Australian politician

Ernest "Ern" Anthoney (12 September 1879 – 9 December 1961) was a schoolteacher, mayor and politician in South Australia.

==History==
Anthoney was born in Horsham, Sussex as the eldest son of William George Anthoney (1854 – 23 August 1913), a butcher, and his wife Eleanor Woodman Anthoney, née Master, (1855 – 23 May 1923) who emigrated to Sydney sometime before 1888.

He received his early education in England, then in Sydney. He was appointed house master at the Rockhampton Grammar School, Queensland, then joined the staff of the All Saints College, Bathurst. In 1909, he moved to Adelaide, where he was appointed resident master at Prince Alfred College, meanwhile undertaking studies at the University of Adelaide. He was appointed Lieutenant with the Army Cadet Corps (resigned April 1910). He joined the State Education Department, and served as relief teacher at Booleroo in 1910, Long Plains in 1912; Goodwood in 1915; Heathfield in 1916; Flinders Street and Cowandilla in 1917; Beachport school in 1918. His wife Edith taught sewing at several of these schools. He resigned from the service in 1918.

He undertook community work as organiser for Minda Home, as the organising secretary of the Town Planning Association, and organising secretary of the Legion of Frontiersmen. He was elected councillor to the Brighton Corporation, and was appointed to the Metropolitan County Board, the executive of the Suburban Areas Association, and the Brighton Branch of the Liberal Union as Hon.
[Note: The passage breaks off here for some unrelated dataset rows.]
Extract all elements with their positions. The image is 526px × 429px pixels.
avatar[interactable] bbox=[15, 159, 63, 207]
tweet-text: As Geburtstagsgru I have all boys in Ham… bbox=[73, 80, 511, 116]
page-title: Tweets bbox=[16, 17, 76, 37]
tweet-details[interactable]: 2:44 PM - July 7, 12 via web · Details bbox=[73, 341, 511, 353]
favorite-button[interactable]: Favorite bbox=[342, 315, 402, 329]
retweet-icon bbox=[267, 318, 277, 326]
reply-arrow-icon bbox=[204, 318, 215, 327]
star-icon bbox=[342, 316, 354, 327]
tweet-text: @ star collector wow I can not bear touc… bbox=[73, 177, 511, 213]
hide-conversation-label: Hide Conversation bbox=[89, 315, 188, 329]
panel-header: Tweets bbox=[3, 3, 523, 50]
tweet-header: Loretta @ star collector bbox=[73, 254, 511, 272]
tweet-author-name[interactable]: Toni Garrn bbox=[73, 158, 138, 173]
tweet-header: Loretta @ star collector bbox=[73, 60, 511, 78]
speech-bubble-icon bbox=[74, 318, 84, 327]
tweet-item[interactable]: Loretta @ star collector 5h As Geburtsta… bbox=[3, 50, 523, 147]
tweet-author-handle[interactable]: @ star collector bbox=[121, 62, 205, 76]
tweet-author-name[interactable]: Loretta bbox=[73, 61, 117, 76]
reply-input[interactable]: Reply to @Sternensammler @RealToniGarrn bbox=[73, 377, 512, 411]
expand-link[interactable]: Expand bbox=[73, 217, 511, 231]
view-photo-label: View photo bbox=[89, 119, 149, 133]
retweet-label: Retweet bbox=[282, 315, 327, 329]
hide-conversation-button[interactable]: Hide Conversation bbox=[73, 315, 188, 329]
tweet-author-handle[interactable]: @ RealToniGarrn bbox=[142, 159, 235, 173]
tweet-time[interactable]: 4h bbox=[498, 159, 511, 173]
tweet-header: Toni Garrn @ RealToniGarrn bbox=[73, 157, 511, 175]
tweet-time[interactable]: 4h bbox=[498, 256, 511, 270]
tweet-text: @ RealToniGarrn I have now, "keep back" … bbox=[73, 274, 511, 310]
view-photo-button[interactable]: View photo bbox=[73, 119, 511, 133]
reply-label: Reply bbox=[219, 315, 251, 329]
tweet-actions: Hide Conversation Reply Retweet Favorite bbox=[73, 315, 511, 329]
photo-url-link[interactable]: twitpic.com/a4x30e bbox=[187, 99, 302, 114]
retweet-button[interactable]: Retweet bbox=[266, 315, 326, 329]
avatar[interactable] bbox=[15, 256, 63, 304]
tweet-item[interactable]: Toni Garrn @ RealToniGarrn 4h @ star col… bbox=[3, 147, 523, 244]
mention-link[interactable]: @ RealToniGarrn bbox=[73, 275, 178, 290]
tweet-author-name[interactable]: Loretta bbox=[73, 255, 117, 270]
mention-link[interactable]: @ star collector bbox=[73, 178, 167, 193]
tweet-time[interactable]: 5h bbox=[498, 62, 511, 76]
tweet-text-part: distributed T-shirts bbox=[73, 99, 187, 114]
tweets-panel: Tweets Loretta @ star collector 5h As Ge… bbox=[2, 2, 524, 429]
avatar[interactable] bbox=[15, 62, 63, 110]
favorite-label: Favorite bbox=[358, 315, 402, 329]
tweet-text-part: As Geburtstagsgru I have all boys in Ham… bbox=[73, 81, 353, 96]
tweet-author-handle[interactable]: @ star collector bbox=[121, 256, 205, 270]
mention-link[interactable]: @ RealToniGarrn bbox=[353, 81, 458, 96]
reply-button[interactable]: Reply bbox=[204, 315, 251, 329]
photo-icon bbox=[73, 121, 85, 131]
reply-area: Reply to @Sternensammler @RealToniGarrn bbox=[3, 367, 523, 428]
Secretary. He served as Mayor of Brighton in 1923 and 1924. He was also at various times involved with the School of Mines, Institutes Association, Workers' Educational Association council. Unley High School council, Brighton Institute, Boy Scouts council. Unemployment Relief Council, S.A. Bands Association, S.A. Literary and Musical Competitions committee, and S.A. Community Singing Committee. He served on the council of the University of Adelaide for 17 years, as secretary of S.A. Town planning Association, and chairman of the Glenelg Football Club.

==Politics==
In 1921 he was elected to the House of Assembly seat of Sturt for the Liberal Party, and held it until 1938. In 1941 he was elected to a Legislative Council Central district seat for the Liberal and Country League, and held it until 1959.

==Family==
He had a brother William Anthoney (c. 1883 – 25 June 1939) of Leichhardt, New South Wales, who fought with AIF in World War I.

He married Edith Ashton of Norwood (daughter of James Ashton and sister of Will Ashton, both painters) on 22 December 1909. For most of his political life his address was 34, The Crescent, Brighton. Their only child, Rex Ashton Anthoney, married Sylvia Cornish in 1938.

Wayne Anthoney (born 1940), South Australian actor and professional clown, is a grandson.